Later zouden we ze nog boven op de Taaienberg en Kruisberg en in de afdaling van de Kanarieberg tegen komen. VDH Junior zagen we enkel op de Kruisberg waar hij met appelcake op ons stond te wachten. Bart was immers zijn rijsttaartjes vergeten en stuurde VDH erom naar de bakker. Jammer maar helaas waren deze uitverkocht en appelcake zou immers troost brengen. Tussendoor werd er geregeld is gepolst naar de benen maar bleek ieder op een ander moment wel eens een moeilijk moment te kennen. Er werd gevloekt op de steile tussenstukken maar stilaan kwamen we in de zone van de waarheid. Eén ding viel wel op: elke helling werd gestart in dezelfde volgorde, Bart, Bjorn en Rutger en bijna elke beklimming had hetzelfde verloop. Bart liep wat uit op Bjorn. Bjorn vergrootte zijn voorsprong op Rutger maar tegen het einde van de klim kwam Rutger terug tot bij Bjorn en bleef de startvolgorde ook de eindvolgorde.

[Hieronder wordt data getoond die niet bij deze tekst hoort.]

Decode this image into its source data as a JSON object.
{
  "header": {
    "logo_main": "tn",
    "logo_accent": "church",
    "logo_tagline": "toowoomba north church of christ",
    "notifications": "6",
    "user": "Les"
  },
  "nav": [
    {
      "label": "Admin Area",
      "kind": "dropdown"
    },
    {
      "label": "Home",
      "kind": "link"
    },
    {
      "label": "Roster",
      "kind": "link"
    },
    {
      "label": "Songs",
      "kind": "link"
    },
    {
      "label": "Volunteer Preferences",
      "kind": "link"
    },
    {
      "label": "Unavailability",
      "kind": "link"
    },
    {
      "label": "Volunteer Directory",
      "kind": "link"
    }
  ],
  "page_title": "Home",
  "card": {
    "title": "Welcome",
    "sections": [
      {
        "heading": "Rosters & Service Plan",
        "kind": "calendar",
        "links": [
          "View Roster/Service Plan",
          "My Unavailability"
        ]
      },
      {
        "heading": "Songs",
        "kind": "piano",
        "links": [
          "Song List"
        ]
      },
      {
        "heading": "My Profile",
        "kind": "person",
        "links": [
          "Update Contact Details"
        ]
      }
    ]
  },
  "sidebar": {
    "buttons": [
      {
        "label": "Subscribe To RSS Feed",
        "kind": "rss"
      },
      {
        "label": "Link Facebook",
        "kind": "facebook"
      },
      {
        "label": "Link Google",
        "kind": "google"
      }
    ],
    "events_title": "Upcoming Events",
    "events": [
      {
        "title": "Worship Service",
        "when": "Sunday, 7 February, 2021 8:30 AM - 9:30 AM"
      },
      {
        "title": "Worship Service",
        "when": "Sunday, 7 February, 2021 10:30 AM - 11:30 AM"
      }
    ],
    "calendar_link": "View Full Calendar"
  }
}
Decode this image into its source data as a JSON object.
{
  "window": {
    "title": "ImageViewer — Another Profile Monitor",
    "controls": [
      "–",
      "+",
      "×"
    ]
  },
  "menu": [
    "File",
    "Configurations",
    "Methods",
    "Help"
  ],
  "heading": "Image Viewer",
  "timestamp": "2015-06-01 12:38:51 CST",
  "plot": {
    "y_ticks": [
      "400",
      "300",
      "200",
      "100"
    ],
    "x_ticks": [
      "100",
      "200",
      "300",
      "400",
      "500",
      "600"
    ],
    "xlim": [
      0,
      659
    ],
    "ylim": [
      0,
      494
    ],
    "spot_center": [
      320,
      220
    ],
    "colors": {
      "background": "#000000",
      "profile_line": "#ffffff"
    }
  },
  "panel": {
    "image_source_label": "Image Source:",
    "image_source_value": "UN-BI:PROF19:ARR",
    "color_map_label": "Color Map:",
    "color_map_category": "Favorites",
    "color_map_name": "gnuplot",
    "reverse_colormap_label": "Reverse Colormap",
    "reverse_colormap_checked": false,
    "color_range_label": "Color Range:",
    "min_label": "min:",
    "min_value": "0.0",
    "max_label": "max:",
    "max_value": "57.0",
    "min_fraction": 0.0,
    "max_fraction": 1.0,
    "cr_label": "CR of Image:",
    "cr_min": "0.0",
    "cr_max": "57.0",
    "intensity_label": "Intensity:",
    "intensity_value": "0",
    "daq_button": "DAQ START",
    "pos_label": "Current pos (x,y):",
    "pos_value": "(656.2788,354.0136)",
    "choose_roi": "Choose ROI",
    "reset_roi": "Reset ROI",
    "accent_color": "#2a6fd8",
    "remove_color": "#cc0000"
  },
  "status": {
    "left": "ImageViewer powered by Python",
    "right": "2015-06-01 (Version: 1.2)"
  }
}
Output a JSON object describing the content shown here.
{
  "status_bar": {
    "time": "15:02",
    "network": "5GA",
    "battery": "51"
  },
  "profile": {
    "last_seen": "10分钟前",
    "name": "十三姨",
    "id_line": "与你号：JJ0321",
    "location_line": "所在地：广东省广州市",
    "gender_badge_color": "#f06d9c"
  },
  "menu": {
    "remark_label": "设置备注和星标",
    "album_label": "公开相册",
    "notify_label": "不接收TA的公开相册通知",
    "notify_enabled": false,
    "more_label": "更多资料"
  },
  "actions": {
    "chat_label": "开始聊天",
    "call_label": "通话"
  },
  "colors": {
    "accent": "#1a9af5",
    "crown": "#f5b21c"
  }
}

De Koppenberg kwam eraan. Bart vroeg voorzichtig of we niet de omleiding zouden volgen eens het te druk bleek. Er werd al snel besloten: “Als we hem doen dan doen we het goed”. Er was warempel niet al teveel volk. Dus begonnen we eraan in de vast volgorde van elke klim. Op het steilste stuk bleek er toch wat meer volk SRRS zijn voorbeeld te volgen en parkeerden ze gezwind. Zonder parkeerstrook of parkeerwachters is dit vragen om problemen. Toen gebeurde het…Voor Bart viel iemand en week Bart mee naar links. Gevolg: voet aan grond maar wel plaats gemaakt voor Bjorn die langs rechts voorbij kon en zonder veel verder problemen (slalom) tot boven voort kon. Achter hem moest ook Rutger uit de pedalen door een minder begaafd klimmer die hem de weg versperde. Boven werd even op elkaar gewacht en verhaal gehaald. En wederom: weg waren ze.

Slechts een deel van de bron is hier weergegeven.